There are no guarantees even with a Trump presidency. It was President Reagan who appointed Justice Kennedy, and he’s been unreliable. Chief Justice Roberts could have twice overturned Obamacare, but didn’t. With Hillary, it’s bad, but retaining control of the Senate could prove a helpful check. We should, as Senator Cruz said, vote “for candidates up and down the ticket who (we) trust to defend our freedom and to be faithful to the Constitution.” Worse case, Hillary replaces liberals with liberals (except Scalia). We go from 5-4 to 4-5, but even that 5-4 was never dependable (e.g., Obergefell, which made same-sex marriage the law of the land).
Secondly, a lot of the bad things the Supreme Court could do can now be done at the state level. The threat to Christian colleges Dr. Grudem referred to (SB 1146) is a state of California initiative. Other states may pursue similar policies regardless of the Supreme Court’s leanings. Similarly, many of the states that once defined marriage as between a man and a woman could no longer do so on a straight up majority vote. In short, the Supreme Court cannot save us from the fact that, for now, the country has shifted for the worse on some of the things we hold dear. Convictional Christians must remain faithful to the principles of life, marriage, family, and religious liberty because these principles promote the flourishing of our entire society, including the growing majority whose worldview differs from ours. And we must seek to win the hearts and minds of our neighbors on these matters. But Donald Trump cannot protect us from societal decline. Donald Trump’s nomination is the result of societal decline.
That’s why we must focus on the bigger picture.
The Bigger Picture
Voting for Trump simply because he’s a Republican lacks principle. Why? Because Trump cannot begin to articulate why he’s a Republican or what Republicans stand for. A neo-fascist, Trump essentially ran an independent campaign within the Republican Party. Voting for Trump makes it more likely that other Trump-like, celebrity figures will emerge, insulting their way to victory.
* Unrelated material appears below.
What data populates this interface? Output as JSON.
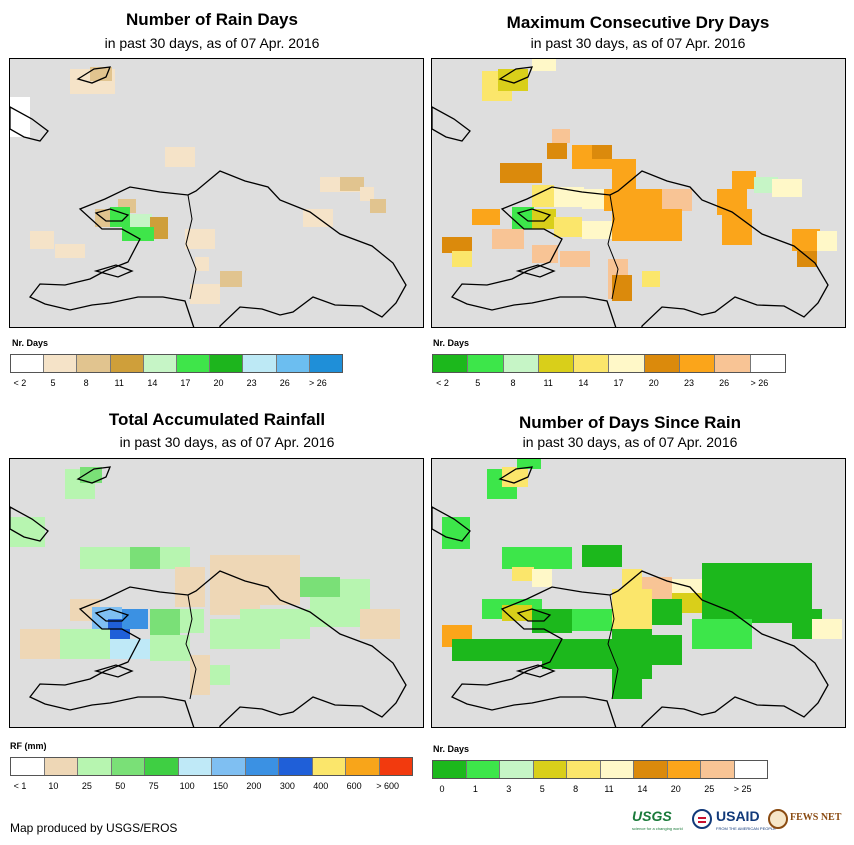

Voting for Trump, a man with little regard, or even awareness, of the principles in the Constitution, promotes the irrelevance of the Republican Party, which is the home of the conservative movement. And if there is no home for the conservative movement, it will become extremely difficult for those who love the Constitution and the principles we hold dear to be elected in the future. Then what?
If we’re to seek the welfare of our country (per Jeremiah 29:7), this is the long game we need to play. By voting for someone other than Trump nor Clinton, we do not participate in our country’s near-term decline. We preserve our moral authority, which undergirds our striving for a brighter day to come.
Editor's note: This piece has been updated.